The feds provided a vivid, blow-by-blow account Monday of the broad-daylight ambush shooting of an FBI agent in Brooklyn.
Reputed Crips gang member Ronell Watson drove a BMW M5 the wrong way on Canarsie Road and blocked in the agent’s car, got out, went up to the driver’s-side door and began blasting when the agent tried to get away, court papers say.
The unidentified agent was hit “by at least one round and suffered a gunshot wound to his torso,” but got out of the car and returned fire, hitting Watson at least once before Watson hopped back in the BMW and drove off.
Law enforcement sources have said the agent and two other feds in his car were conducting a gang-related stakeout at the time of the shooting Saturday afternoon.
Watson dumped the car at a nearby auto-body shop and later showed up for treatment at Kingsbrook Jewish Medical Center, where he claimed to have been an innocent bystander shot during a gunfight, according to the feds.
But law enforcement officers overheard him call his live-in girlfriend, Molissa Gangapersad, and tell her to go to their house and “get the jewelry and get rid of it,” court papers allege.
When FBI agents went to interview Gangapersad, she allegedly claimed not to have seen the shooting — but the feds say she changed her tune when she was confronted with surveillance video that shows her on the front porch of their house, with a clear view of the incident at the time it occurred.

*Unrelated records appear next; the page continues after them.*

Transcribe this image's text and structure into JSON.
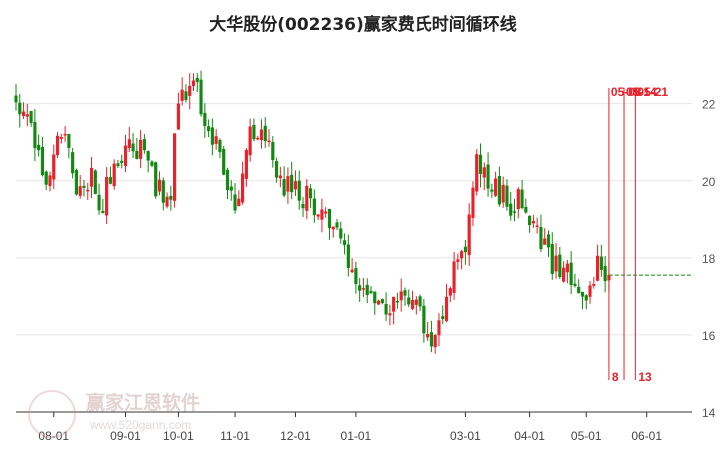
{
  "title": "大华股份(002236)赢家费氏时间循环线",
  "watermark": {
    "name": "赢家江恩软件",
    "url": "www.520gann.com"
  },
  "colors": {
    "up": "#e8202a",
    "down": "#118811",
    "cycle_line": "#e8202a",
    "current_price_line": "#118811",
    "grid": "#e6e6e6"
  },
  "chart_data": {
    "type": "candlestick",
    "title": "大华股份(002236)赢家费氏时间循环线",
    "ylim": [
      14,
      23.6
    ],
    "y_ticks": [
      14,
      16,
      18,
      20,
      22
    ],
    "y_axis_position": "right",
    "grid": true,
    "x_ticks": [
      {
        "label": "08-01",
        "index": 10
      },
      {
        "label": "09-01",
        "index": 29
      },
      {
        "label": "10-01",
        "index": 43
      },
      {
        "label": "11-01",
        "index": 58
      },
      {
        "label": "12-01",
        "index": 74
      },
      {
        "label": "01-01",
        "index": 90
      },
      {
        "label": "03-01",
        "index": 119
      },
      {
        "label": "04-01",
        "index": 136
      },
      {
        "label": "05-01",
        "index": 151
      },
      {
        "label": "06-01",
        "index": 167
      }
    ],
    "x_index_range": [
      0,
      179
    ],
    "current_price": 17.55,
    "cycle_lines": [
      {
        "index": 157,
        "top_label": "05-08",
        "bottom_label": "8"
      },
      {
        "index": 161,
        "top_label": "05-14",
        "bottom_label": ""
      },
      {
        "index": 164,
        "top_label": "05-21",
        "bottom_label": "13"
      }
    ],
    "path_anchors": [
      [
        0,
        22.0
      ],
      [
        4,
        21.6
      ],
      [
        8,
        19.8
      ],
      [
        12,
        21.4
      ],
      [
        16,
        19.9
      ],
      [
        20,
        20.0
      ],
      [
        22,
        19.2
      ],
      [
        26,
        20.4
      ],
      [
        30,
        21.2
      ],
      [
        34,
        20.6
      ],
      [
        38,
        19.7
      ],
      [
        41,
        19.8
      ],
      [
        43,
        22.2
      ],
      [
        47,
        22.6
      ],
      [
        52,
        21.2
      ],
      [
        56,
        19.7
      ],
      [
        58,
        19.4
      ],
      [
        62,
        21.2
      ],
      [
        66,
        21.0
      ],
      [
        70,
        20.0
      ],
      [
        74,
        19.7
      ],
      [
        80,
        19.4
      ],
      [
        86,
        18.4
      ],
      [
        90,
        17.6
      ],
      [
        94,
        17.2
      ],
      [
        98,
        16.8
      ],
      [
        102,
        17.0
      ],
      [
        106,
        16.8
      ],
      [
        110,
        15.6
      ],
      [
        113,
        16.6
      ],
      [
        116,
        18.0
      ],
      [
        119,
        18.5
      ],
      [
        122,
        20.6
      ],
      [
        126,
        20.0
      ],
      [
        130,
        19.4
      ],
      [
        134,
        19.6
      ],
      [
        137,
        19.0
      ],
      [
        141,
        18.0
      ],
      [
        145,
        17.6
      ],
      [
        148,
        17.3
      ],
      [
        151,
        16.9
      ],
      [
        154,
        17.8
      ],
      [
        157,
        17.55
      ]
    ]
  }
}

A search of their home allegedly turned up 1 and a half pounds of pot, $15,000 in cash and “large amounts of jewelry” stashed in their bedroom.
Brooklyn US Attorney Richard Donoghue personally appeared in court Monday to successfully argue that Watson should be held without bail, calling him “a gun-wielding, drug-dealing gang member who shot an FBI agent in broad daylight.”
Donoghue said the evidence against Watson includes multiple videos of the shooting.
Law enforcement sources have said that Watson was driven to the hospital by Hector Amissah, 31, who wasn’t charged on Monday.
The Brooklyn US Attorney’s Office wouldn’t say why or whether Amissah was cooperating with authorities.
Gangapersad was released on $500,000 bond, but neither she nor any of the defense lawyers in the case would comment.